Based on publicly available notifications, it appears scrutiny by CDAC except for death certificates explicitly mentioning “death due to Covid-19 is being followed as the norm at present. For example, in West Bengal, a similar system of scrutiny as implemented by Gujarat, appears to be in place as per a November 18 notification of the disaster management department. The notification states that claimants have to attach death certificate with their application wherein the certificate “certifies the cause of death to be Covid-19” and the claims for Covid-19 deaths will be corroborated with the list of death certificates issued and authenticated by the chief medical officer of health, which will then be forwarded to the DDMA.

In case of grievances, the CDAC in West Bengal will “propose necessary remedial measures including issuance of amended Official Document for Covid-19 death after verifying facts in accordance with guidelines…”
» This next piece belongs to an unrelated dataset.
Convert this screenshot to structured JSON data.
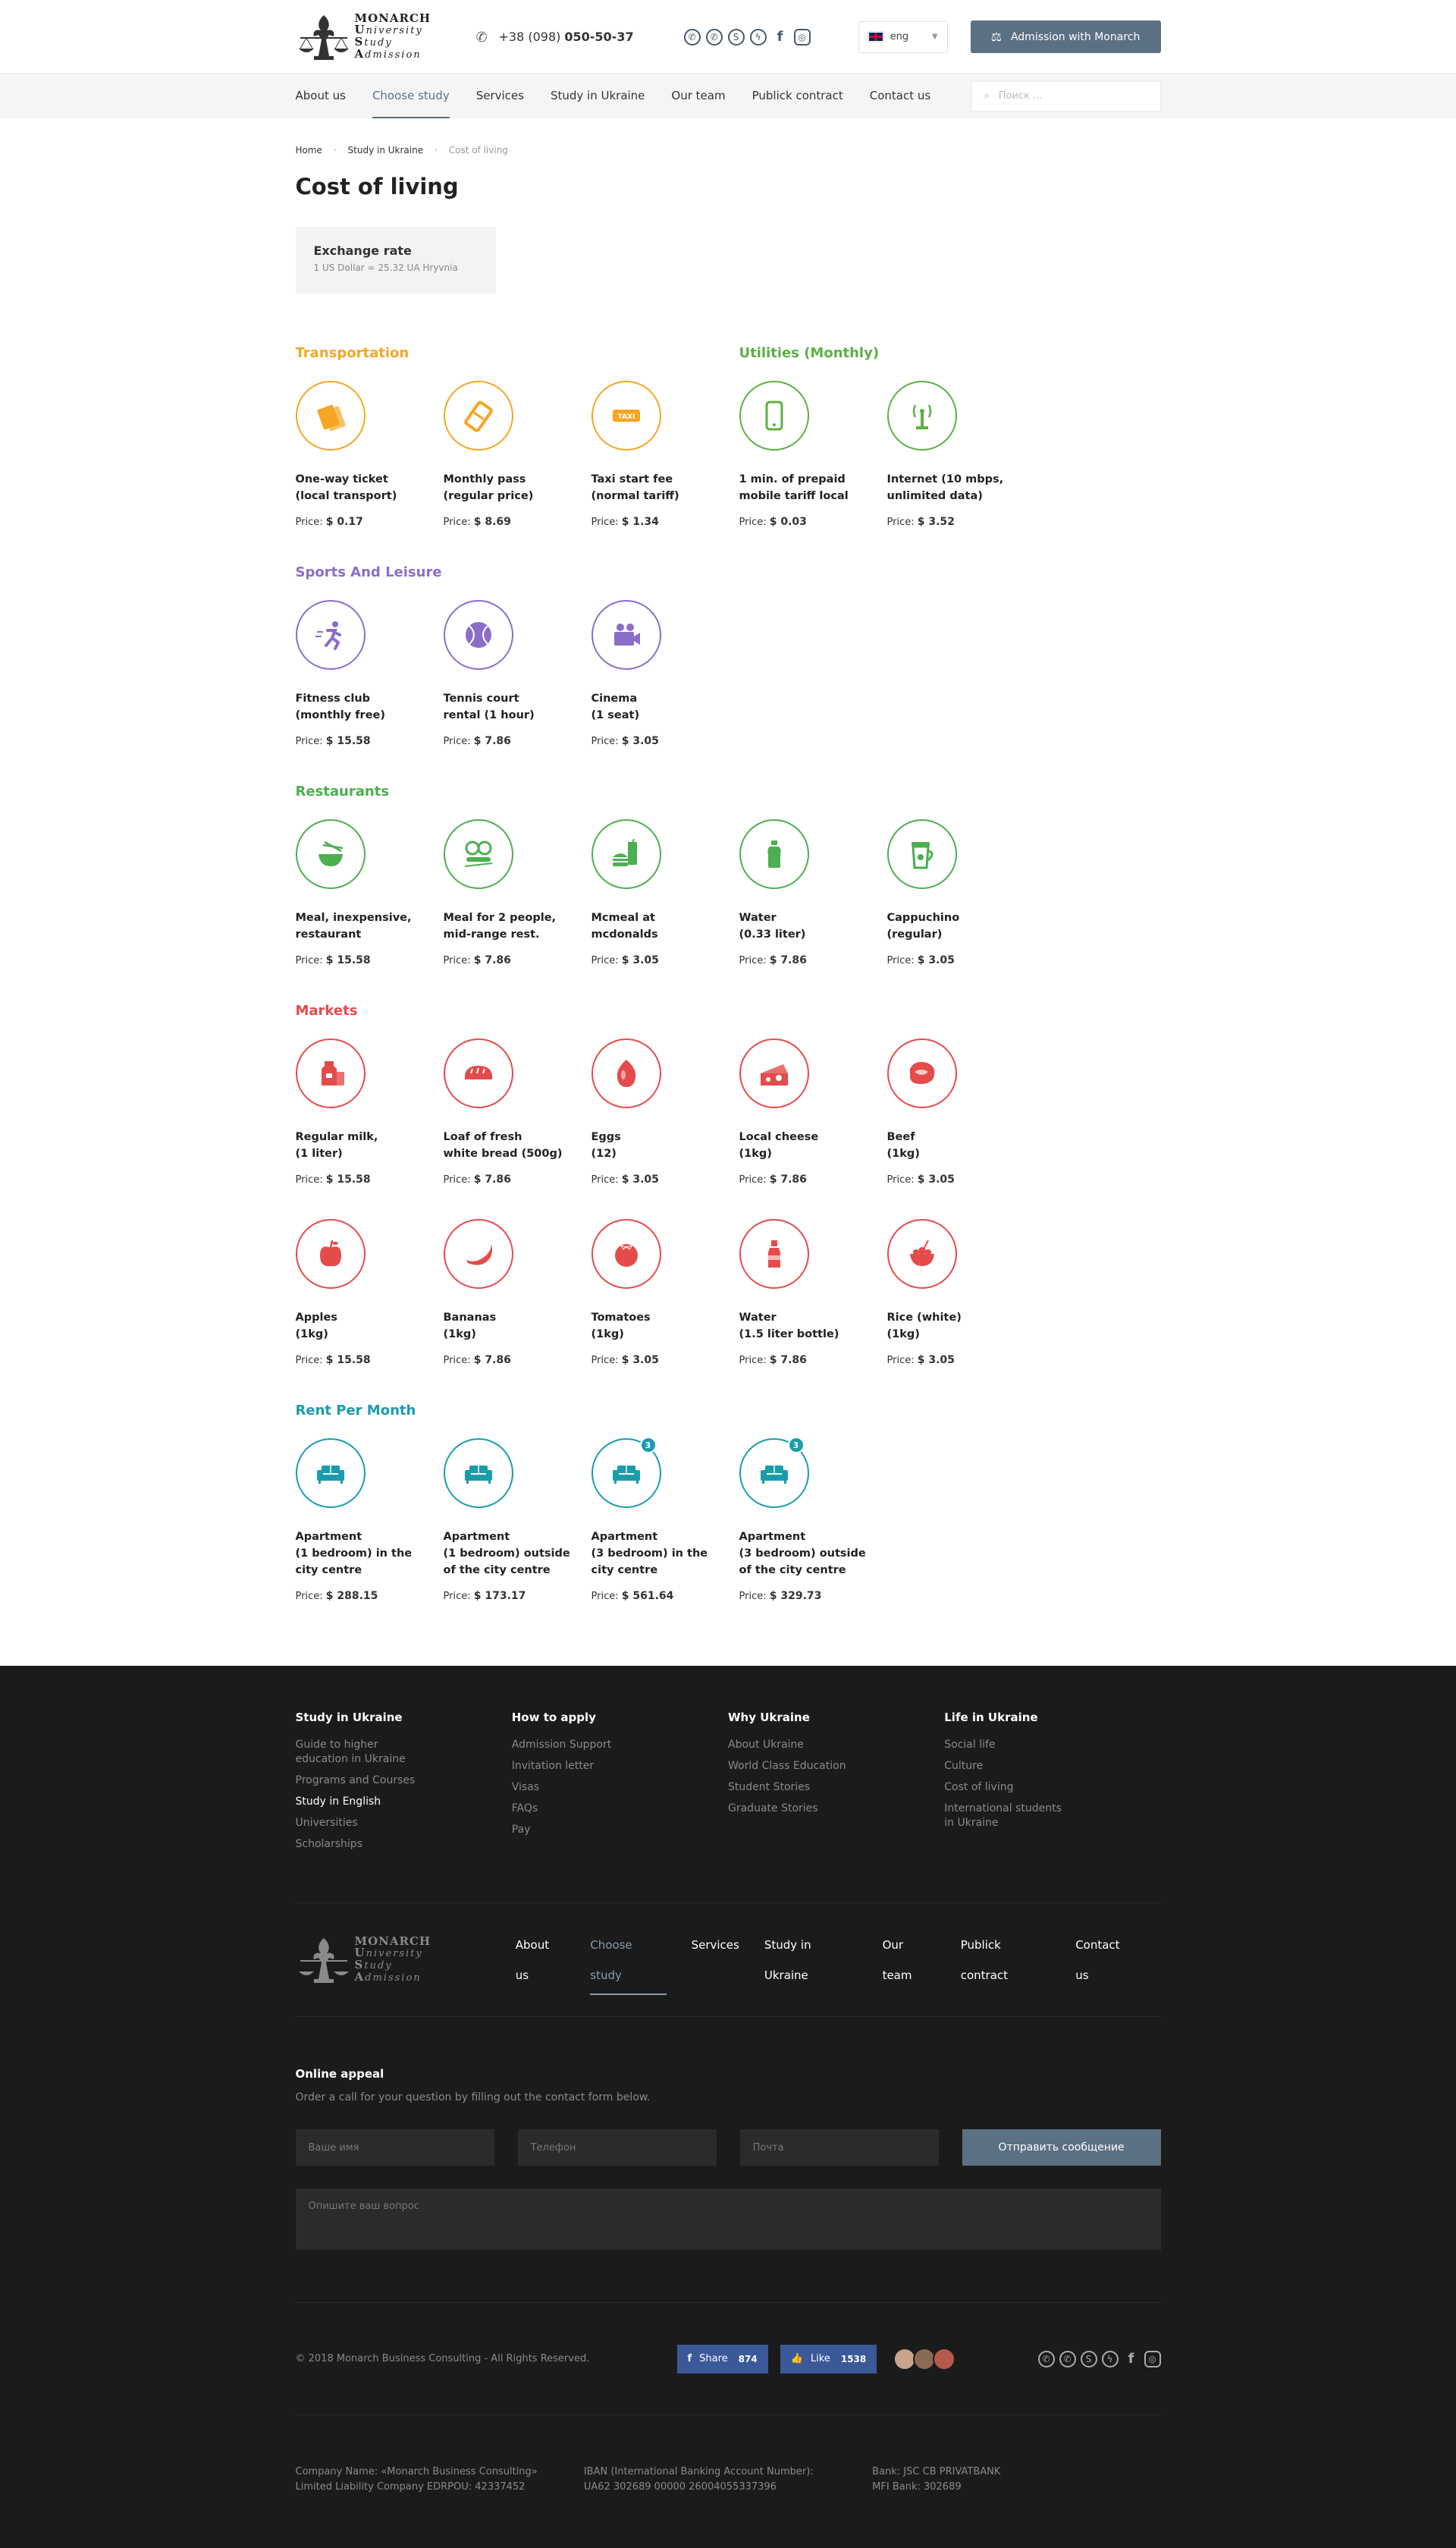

Union Territories of Puducherry and Andaman and Nicobar Islands, too, are following a similar method. The Telangana health department has also issued a government order dated November 8 that outlines a similar format. This uniformity is primarily owing to Government of India’s guidelines following the Supreme Court’s order to simplify guidelines “for issuance of official document relating to Covid-19 deaths”, wherein the GoI guidelines had made a provision of submitting a “petition” to the district collector by the next of kin of the deceased for issuance of official document for Covid-19 deaths. Such petitions would be subject to scrutiny by the district-level committee, that is the CDAC, before the document is issued.